# Segmenting and Clustering Neighborhoods in Toronto

## Importing Libraries

In [27]:
# Set up import statements for all of the packages that plan to use.

import numpy as np
import pandas as pd
import random # library for random number generation
import os
import folium 
import requests
from bs4 import BeautifulSoup

import matplotlib.pyplot as plt # plotting library
# backend for rendering plots within the browser
%matplotlib inline 

from sklearn.cluster import KMeans 
from sklearn.datasets.samples_generator import make_blobs

from geopy.geocoders import Nominatim 
import matplotlib.cm as cm
import matplotlib.colors as colors


print('Libraries imported.')


Libraries imported.


## Import Postal Code Lists from Wikipedia

In [2]:
url='https://en.wikipedia.org/wiki/List_of_postal_codes_of_Canada:_M'
source = requests.get(url).text

## Create Column Names for Tables

In [3]:
soup = BeautifulSoup(source, 'xml')
table=soup.find('table')
column_names=['Postalcode','Borough','Neighborhood']
df = pd.DataFrame(columns=column_names)

In [4]:
df

Unnamed: 0,Postalcode,Borough,Neighborhood


## Import Data into dataframe

In [5]:
for tr_cell in table.find_all('tr'):
    data=[]
    for td_cell in tr_cell.find_all('td'):
        data.append(td_cell.text.strip())
    if len(data)==3:
        df.loc[len(df)] = data


In [6]:
df

Unnamed: 0,Postalcode,Borough,Neighborhood
0,M1A,Not assigned,Not assigned
1,M2A,Not assigned,Not assigned
2,M3A,North York,Parkwoods
3,M4A,North York,Victoria Village
4,M5A,Downtown Toronto,"Regent Park, Harbourfront"
...,...,...,...
175,M5Z,Not assigned,Not assigned
176,M6Z,Not assigned,Not assigned
177,M7Z,Not assigned,Not assigned
178,M8Z,Etobicoke,"Mimico NW, The Queensway West, South of Bloor,..."


## Clean Data

In [7]:
df=df[df['Borough']!='Not assigned']


In [21]:
join_df=df.groupby('Postalcode')['Neighborhood'].apply(lambda x: "%s" % ', '.join(x))
join_df=join_df.reset_index(drop=False)
join_df.rename(columns={'Neighborhood':'Neighborhood_joined'},inplace=True)

In [22]:
df

Unnamed: 0,Postalcode,Borough,Neighborhood
2,M3A,North York,Parkwoods
3,M4A,North York,Victoria Village
4,M5A,Downtown Toronto,"Regent Park, Harbourfront"
5,M6A,North York,"Lawrence Manor, Lawrence Heights"
6,M7A,Downtown Toronto,"Queen's Park, Ontario Provincial Government"
...,...,...,...
160,M8X,Etobicoke,"The Kingsway, Montgomery Road, Old Mill North"
165,M4Y,Downtown Toronto,Church and Wellesley
168,M7Y,East Toronto,"Business reply mail Processing Centre, South C..."
169,M8Y,Etobicoke,"Old Mill South, King's Mill Park, Sunnylea, Hu..."


In [24]:
merge_df = pd.merge(df, join_df, on='Postalcode')

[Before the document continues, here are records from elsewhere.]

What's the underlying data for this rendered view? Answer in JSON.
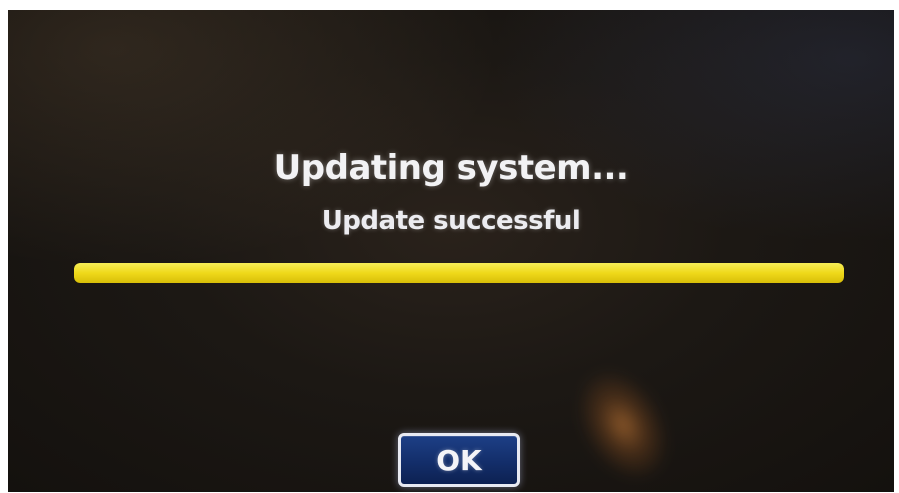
{
  "dialog": {
    "title": "Updating system...",
    "status": "Update successful",
    "ok_label": "OK"
  },
  "progress": {
    "fraction": 1.0
  },
  "colors": {
    "screen_background": "#1c1814",
    "progress_fill": "#efd91a",
    "button_background": "#132e6a",
    "button_border": "#e8eaf2",
    "text": "#f2f2f4"
  }
}
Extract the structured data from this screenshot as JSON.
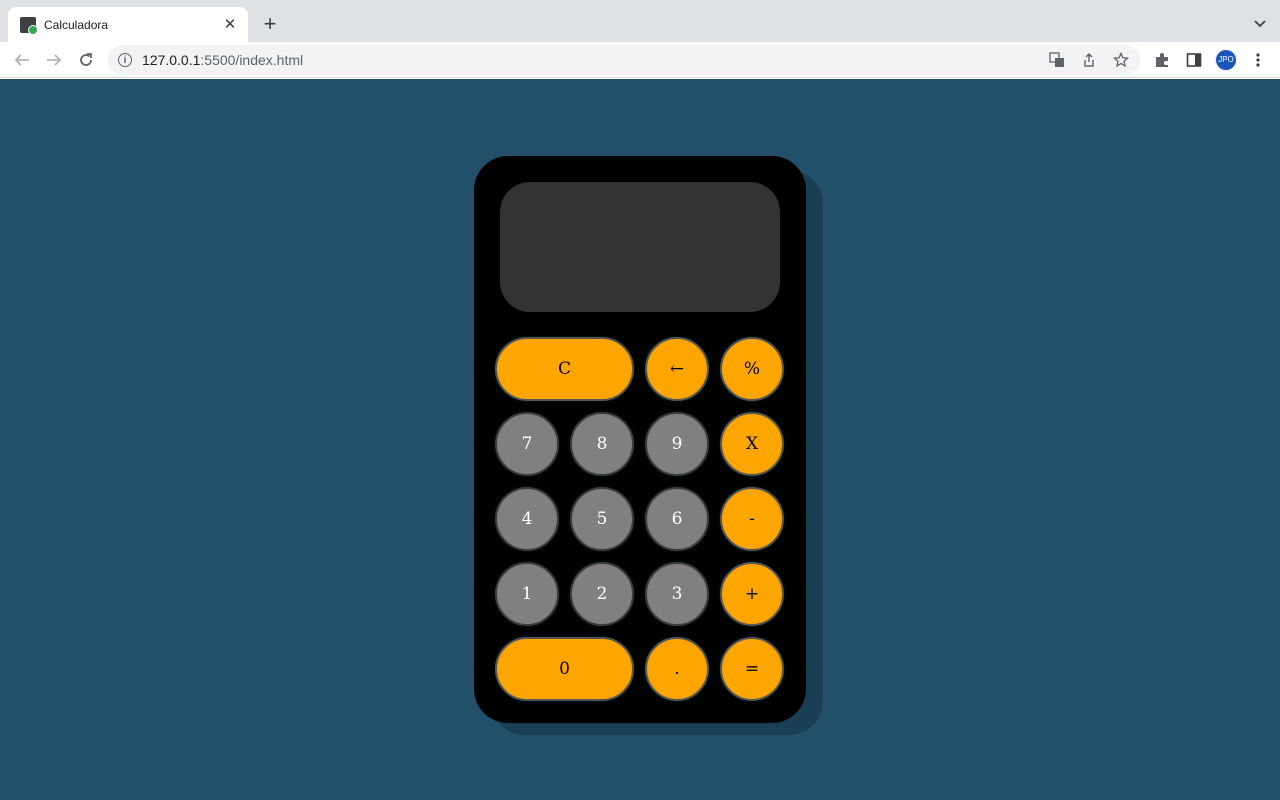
{
  "browser": {
    "tab_title": "Calculadora",
    "tab_close": "✕",
    "new_tab": "+",
    "url_host": "127.0.0.1",
    "url_path": ":5500/index.html",
    "avatar_text": "JPO"
  },
  "calculator": {
    "display_value": "",
    "keys": {
      "clear": "C",
      "backspace": "←",
      "percent": "%",
      "seven": "7",
      "eight": "8",
      "nine": "9",
      "multiply": "X",
      "four": "4",
      "five": "5",
      "six": "6",
      "minus": "-",
      "one": "1",
      "two": "2",
      "three": "3",
      "plus": "+",
      "zero": "0",
      "decimal": ".",
      "equals": "="
    },
    "colors": {
      "page_background": "#224f69",
      "body": "#000000",
      "display": "#333333",
      "operator_key": "#ffa500",
      "digit_key": "#808080"
    }
  }
}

merge_df.drop(['Neighborhood'],axis=1,inplace=True)
merge_df.drop_duplicates(inplace=True)
merge_df.rename(columns={'Neighborhood_joined':'Neighborhood'},inplace=True)

merge_df.head()


Unnamed: 0,Postalcode,Borough,Neighborhood
0,M3A,North York,Parkwoods
1,M4A,North York,Victoria Village
2,M5A,Downtown Toronto,"Regent Park, Harbourfront"
3,M6A,North York,"Lawrence Manor, Lawrence Heights"
4,M7A,Downtown Toronto,"Queen's Park, Ontario Provincial Government"


In [26]:
merge_df.shape


(103, 3)